Da parte sua, il presidente ucraino Volodymyr Zelensky non mostra ottimismo, e anzi avverte che nei prossimi giorni potrebbero avvenire nuovi bombardamenti missilistici dei “terroristi” russi come quelli che nelle settimane passate hanno lasciato al buio molte città, mentre l’Ucraina deve fare i conti con le prime nevicate e gelate dell’inverno. Da mesi ormai gli ambienti vaticani fanno capire di essere pronti a svolgere un’opera di mediazione. “Finora non c’è stata una risposta concreta”, aveva ammesso ieri il ministro degli Esteri della Santa Sede, Paul Richard Gallagher, confermando quanto detto qualche giorno prima dal segretario di Stato, il cardinale Pietro Parolin. Ma Gallagher ribadiva anche la proposta di ospitare eventuali colloqui sul suo stesso territorio. E Papa Francesco, nell’intervista ad America, ha confermato che “la diplomazia della Santa Sede si sta muovendo in questa direzione”. Qualche risultato, ha aggiunto il Pontefice, è stato ottenuto nello scambio di prigionieri, con la parte russa che ha sempre mostrato “una risposta molto positiva” agli elenchi di militari e civili di cui è stata chiesta la liberazione.

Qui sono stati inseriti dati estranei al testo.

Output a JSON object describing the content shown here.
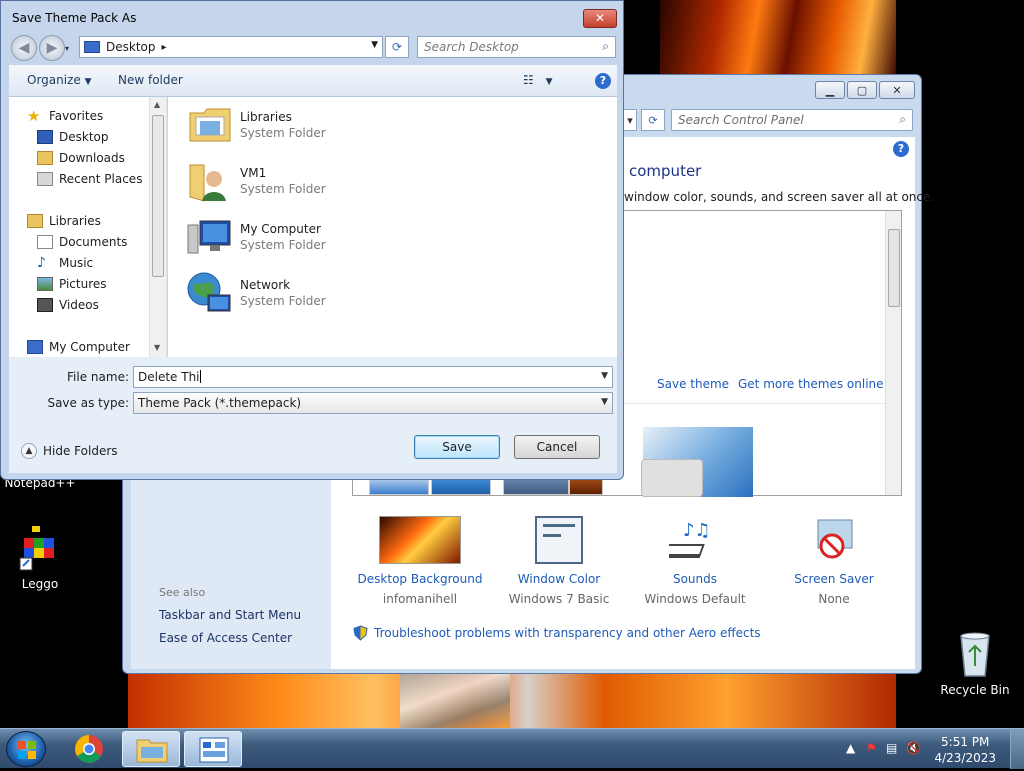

“Sappiamo – ha commentato il portavoce del Cremlino Dmitri Peskov rispondendo a una domanda in proposito – che un certo numero di statisti e Paesi stranieri si dichiarano pronti a fornire il loro aiuto, e naturalmente accogliamo con favore tale volontà politica. Ma nella situazione che abbiamo ora de facto e de jure da parte dell’Ucraina, tali interventi non possono essere richiesti”. Le bordate contro il Papa sono arrivate alcune ore più tardi, dopo che le autorità avevano studiato altre parti dell’intervista. Quelle, in particolare, dove Francesco afferma che “certamente chi invade è lo Stato russo” e che gli ucraini sono “un popolo martoriato”. “Se hai un popolo martoriato – sottolinea Francesco – hai qualcuno che lo martirizza. Ho molte informazioni sulla crudeltà delle truppe che entrano. In genere, i più crudeli sono forse quelli che sono della Russia ma non sono della tradizione russa, come i ceceni, i buriati e così via”.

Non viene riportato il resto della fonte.